Beginning around 1720 new developments once again began to undermine the prevailing musical style. Younger musicians found baroque counterpoint too rigid and intellectual; they preferred a more spontaneous musical expression. In addition, the late baroque ideal of establishing a single emotional quality and maintaining it throughout a composition seemed constricting to these younger composers.
The reaction against baroque style took different forms in France, Germany, and Italy. In France the new current, often called rococo or style galant (French, "courtly style"), was represented by the French composer François Couperin. This style emphasized homophonic texture, that is, melody with chordal accompaniment. The melody was ornamented with embellishments such as short trills. Instead of an uninterrupted stream of music, as in a baroque fugue, French composers wrote pieces consisting of combinations of separate phrases, as in music for dance. The typical composition was short and programmatic, that is, it portrayed nonmusical images such as birds or windmills. The harpsichord was the most popular instrument, and many suites were written for it.

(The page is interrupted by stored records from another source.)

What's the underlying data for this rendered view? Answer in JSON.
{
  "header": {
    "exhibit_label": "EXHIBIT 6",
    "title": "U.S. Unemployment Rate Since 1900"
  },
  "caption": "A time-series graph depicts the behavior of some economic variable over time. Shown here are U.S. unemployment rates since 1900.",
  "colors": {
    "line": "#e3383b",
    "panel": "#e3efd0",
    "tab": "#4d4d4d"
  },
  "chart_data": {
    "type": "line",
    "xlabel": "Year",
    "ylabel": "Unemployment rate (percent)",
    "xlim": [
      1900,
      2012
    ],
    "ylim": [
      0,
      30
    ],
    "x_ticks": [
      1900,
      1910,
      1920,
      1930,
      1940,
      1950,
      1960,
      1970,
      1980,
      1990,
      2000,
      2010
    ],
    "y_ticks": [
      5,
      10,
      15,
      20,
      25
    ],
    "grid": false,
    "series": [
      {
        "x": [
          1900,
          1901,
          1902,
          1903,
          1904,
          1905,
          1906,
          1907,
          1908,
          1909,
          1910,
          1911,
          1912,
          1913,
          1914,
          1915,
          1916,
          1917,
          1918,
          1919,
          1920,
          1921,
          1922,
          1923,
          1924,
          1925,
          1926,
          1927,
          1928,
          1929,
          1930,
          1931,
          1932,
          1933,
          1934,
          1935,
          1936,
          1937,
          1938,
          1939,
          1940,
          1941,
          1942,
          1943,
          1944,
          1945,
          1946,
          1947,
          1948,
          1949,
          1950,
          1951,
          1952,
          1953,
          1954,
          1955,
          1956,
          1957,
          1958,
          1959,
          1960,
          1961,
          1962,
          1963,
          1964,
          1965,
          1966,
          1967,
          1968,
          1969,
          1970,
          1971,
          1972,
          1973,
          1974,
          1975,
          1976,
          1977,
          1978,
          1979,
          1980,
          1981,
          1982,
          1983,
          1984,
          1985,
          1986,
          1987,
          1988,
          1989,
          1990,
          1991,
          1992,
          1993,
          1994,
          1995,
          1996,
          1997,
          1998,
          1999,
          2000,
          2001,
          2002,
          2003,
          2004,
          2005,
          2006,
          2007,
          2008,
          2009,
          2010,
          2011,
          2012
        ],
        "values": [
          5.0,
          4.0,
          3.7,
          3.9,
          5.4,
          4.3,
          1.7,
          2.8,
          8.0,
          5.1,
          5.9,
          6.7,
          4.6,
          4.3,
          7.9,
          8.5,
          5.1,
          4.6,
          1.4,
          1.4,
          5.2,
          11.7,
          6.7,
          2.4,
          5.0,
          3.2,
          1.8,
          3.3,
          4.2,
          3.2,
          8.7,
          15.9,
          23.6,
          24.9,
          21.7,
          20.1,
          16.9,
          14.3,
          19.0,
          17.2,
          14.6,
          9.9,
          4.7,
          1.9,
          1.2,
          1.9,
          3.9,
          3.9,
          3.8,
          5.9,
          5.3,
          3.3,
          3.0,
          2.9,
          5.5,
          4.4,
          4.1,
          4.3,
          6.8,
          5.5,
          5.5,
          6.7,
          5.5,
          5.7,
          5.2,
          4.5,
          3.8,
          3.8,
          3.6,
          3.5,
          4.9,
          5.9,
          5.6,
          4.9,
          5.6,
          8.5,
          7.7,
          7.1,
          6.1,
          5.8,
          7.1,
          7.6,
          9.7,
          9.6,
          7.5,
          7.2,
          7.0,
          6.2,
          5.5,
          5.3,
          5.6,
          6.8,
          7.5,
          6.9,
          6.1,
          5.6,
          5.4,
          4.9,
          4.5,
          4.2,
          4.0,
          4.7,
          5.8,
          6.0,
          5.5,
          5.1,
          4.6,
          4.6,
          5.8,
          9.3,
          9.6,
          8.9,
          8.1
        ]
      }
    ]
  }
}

In northern Germany the preclassical style was called empfindsamer Stil (German, "sensitive style"). It encompassed a wider range of contrasting emotions than the style galant, which tended to be merely elegant or pleasant. German composers usually wrote longer compositions than the French and used a variety of purely musical techniques to unify their pieces. They did not rely on nonmusical images, as did the French. The Germans thus played a significant role in the development of abstract forms, such as sonata form, and in the development of large instrumental genres, such as concerto, sonata, and symphony.
In Italy the preclassical style did not have a special name, perhaps because it did not break sharply with music of the immediate past. Italian composers, however, contributed a great deal to the development of new genres, especially to the symphony. The Italian opera overture, often called a sinfonia, usually had no musical or dramatic connection with the opera it introduced. Italian musicians sometimes played opera overtures in concerts, and composers eventually began to write independent instrumental pieces following the format of the overture. This format consisted of three movements, the first and last in fast tempos, and the middle one in a slow tempo. Within each movement the progression of musical ideas usually followed a pattern that eventually evolved into sonata form.
Once Italian composers had established the idea of writing an independent instrumental sinfonia, the Germans took over the idea and applied much intellectual ingenuity to it. The principal German centers of activity were at Berlin, Mannheim, and Vienna. Largely as a result of German activities, differentiated musical forms, genres, and media arose. A distinction was made between the medium of chamber music, in which one instrument plays each part, and the medium of symphonic music, in which several instruments play each part. Within the category of chamber music, composers began to distinguish among several media, such as the string quartet, the string trio, and the keyboard sonata with violin obbligato. For the orchestral medium, composers wrote not only symphonies but also concertos for solo instrument and orchestra.
The symphony, sonata, concerto, and string quartet all followed similar formal outlines. They were in three or four movements, one or more of which was in sonata form. Made possible by the sophisticated use of tonality that had developed by the end of the baroque era, sonata form arose in the mid-18th century and exploited the complex web of harmonic relationships among separate tones and chords within a key, and among different keys. Sonata form was based on a movement away from and back to a principal key. To this was added the statement of opposing themes at the outset of a movement and the elaboration or separate development of one or all later on.
The climax of 18th-century musical development came at the end of the century in the music of a group of composers known as the Viennese classical school. The most important of these composers were Joseph Haydn, Wolfgang Amadeus Mozart, and Ludwig van Beethoven.
Opera in the 18th century also underwent many changes. In Italy, where it was born, opera had lost much of its original character as a drama with music. Instead it had become a series of arias designed to display the talents of singers. Several European composers reintroduced instrumental interludes and accompaniments as an important element. They made greater use of choral singing and introduced greater variety into the forms and styles of the arias. They also tried to combine groups of recitatives, arias, duets, choruses, and instrumental sections into unified scenes. The most important reformer was the Bavarian-born Christoph Willibald Gluck, whose most influential operas were written in Vienna and Paris from 1764 to 1779. Opera in the classical period climaxed in the stage works of Mozart, in which every aspect of the vocal and instrumental lines contribute to the plot development and characterization.